アメリカのバイデン大統領は、日本製鉄による「USスチール」の買収計画に反対している労働組合の本部で演説し、買収に否定的な考えを強調しました。大統領の真意はどこにあるのでしょうか?

記者
「バイデン大統領が全米鉄鋼労働組合の本部に姿を見せました。演説を始めています」

アメリカ バイデン大統領
「USスチールは1世紀以上にわたり、アメリカの象徴的な企業だった。今後も完全なアメリカ企業であり続けるべきだ」

バイデン大統領は17日、日本製鉄によるUSスチールの買収計画に反対しているUSW=全米鉄鋼労働組合に歩調を合わせる姿勢を改めて鮮明にしました。

バイデン氏がUSWに寄り添うのにはワケがあります。USWの本部があるペンシルベニア州は大統領選の勝敗を左右する激戦州で、トランプ前大統領との大接戦が予想されています。

バイデン氏は勝つために、州内だけで5万人もの組合員を抱えるUSWの支持が欠かせないのです。

全米鉄鋼労働組合(USW) マッコール委員長
「私たちは大統領が買収計画を支持しない考えを示したことに感謝しています」

バイデン氏が労働組合にアピールしている国内産業保護の姿勢は、トランプ氏が訴える「アメリカファースト」とそっくりです。

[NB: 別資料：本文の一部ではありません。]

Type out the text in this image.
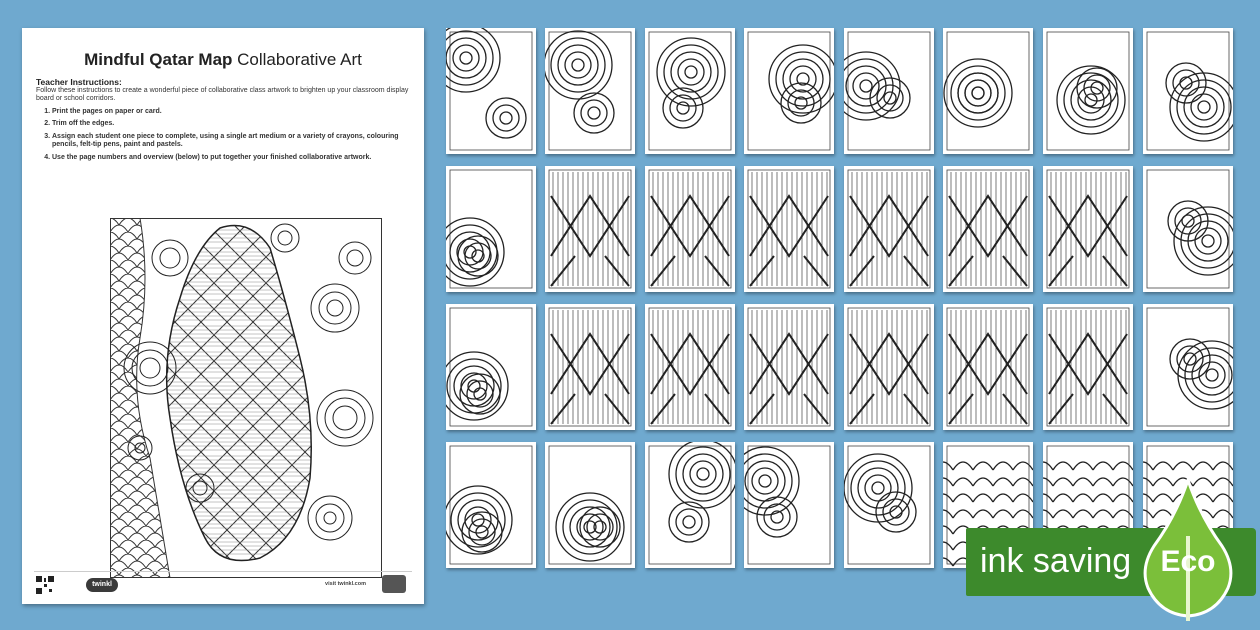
Mindful Qatar Map Collaborative Art
Teacher Instructions:
Follow these instructions to create a wonderful piece of collaborative class artwork to brighten up your classroom display board or school corridors.
1. Print the pages on paper or card.
2. Trim off the edges.
3. Assign each student one piece to complete, using a single art medium or a variety of crayons, colouring pencils, felt-tip pens, paint and pastels.
4. Use the page numbers and overview (below) to put together your finished collaborative artwork.
twinkl	visit twinkl.com
ink saving Eco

日本製鉄による買収計画は、大統領選を前に内向きになるアメリカに振り回される状況が続きます。

一方、この演説の中で、バイデン大統領は中国製の鉄鋼とアルミに課している制裁関税を、現在の3倍に引き上げることを検討すると正式に表明しました。

バイデン氏は、中国政府が鉄鋼メーカーに多額の補助金を支給して過剰な生産を行い、鉄鋼価格の下落を招いているとして「不正を働いている」と強く批判。国内の鉄鋼産業を保護する政策を改めてアピールした形です。